Laminar Resorption in Modified Osteo-odonto-keratoprosthesis Procedure: A Cause for Concern




Purpose


To analyze the cases of lamina resorption following the modified osteo-odonto-keratoprosthesis (MOOKP) procedure.


Design


Retrospective case series.


Patients and Methods


Case records of 18 eyes (20 laminae) of 17 patients who showed evidence of lamina resorption out of the 85 eyes (87 laminae) of 82 patients that underwent MOOKP procedure between March 2003 and March 2013 were analyzed.


Results


Of the 17 patients (20 laminae), 1 underwent MOOKP procedure following multiple graft failures, 6 (7 laminae) belonged to the chemical injury group, and 10 (12 laminae) to the Stevens-Johnson syndrome (SJS) group. Resorption was noted in 20 out of 87 laminae (22.98%). The need for removal of lamina/extrusion was noted in 3 out of the 7 laminae in the chemical injury group and 8 out of the 12 laminae in the SJS group. The mean duration to the first sign suggestive of resorption among patients of SJS was 36.7 months and among patients of chemical injury was 43 months.
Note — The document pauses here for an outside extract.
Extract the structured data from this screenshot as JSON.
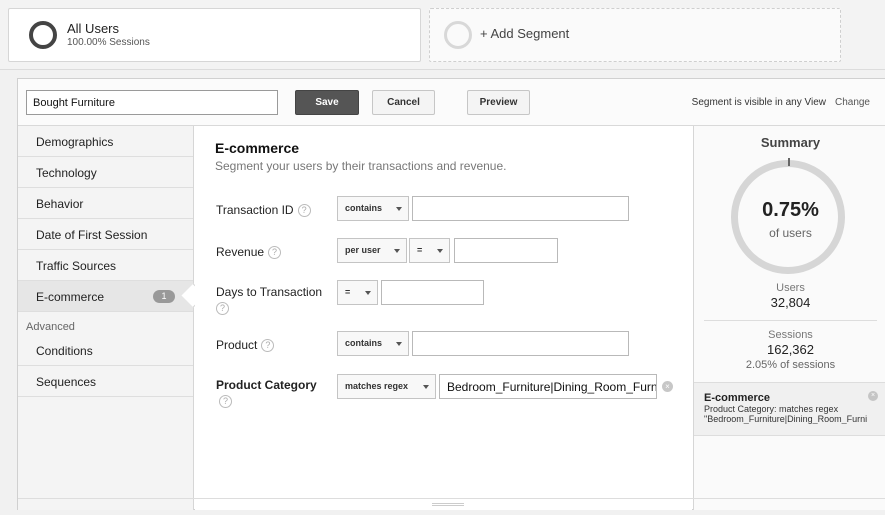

Vitritis was the presenting feature (7 of 20 laminae, 35%) indicative of early resorption, and the occurrence of the same in eyes with lamina resorption was noted to be statistically significant in comparison to controls ( P < .001). Sixteen out of 20 laminae showed evidence of resorption superiorly.


Conclusion


Vitritis was the most common presenting feature of lamina resorption and could be an indicator of lamina resorption. Resorption of the laminae was noted to occur along the aspect with thinner bone support in all eyes. Incidence of severe resorption with extrusion of cylinder/requiring lamina removal was noted to be higher among patients with SJS.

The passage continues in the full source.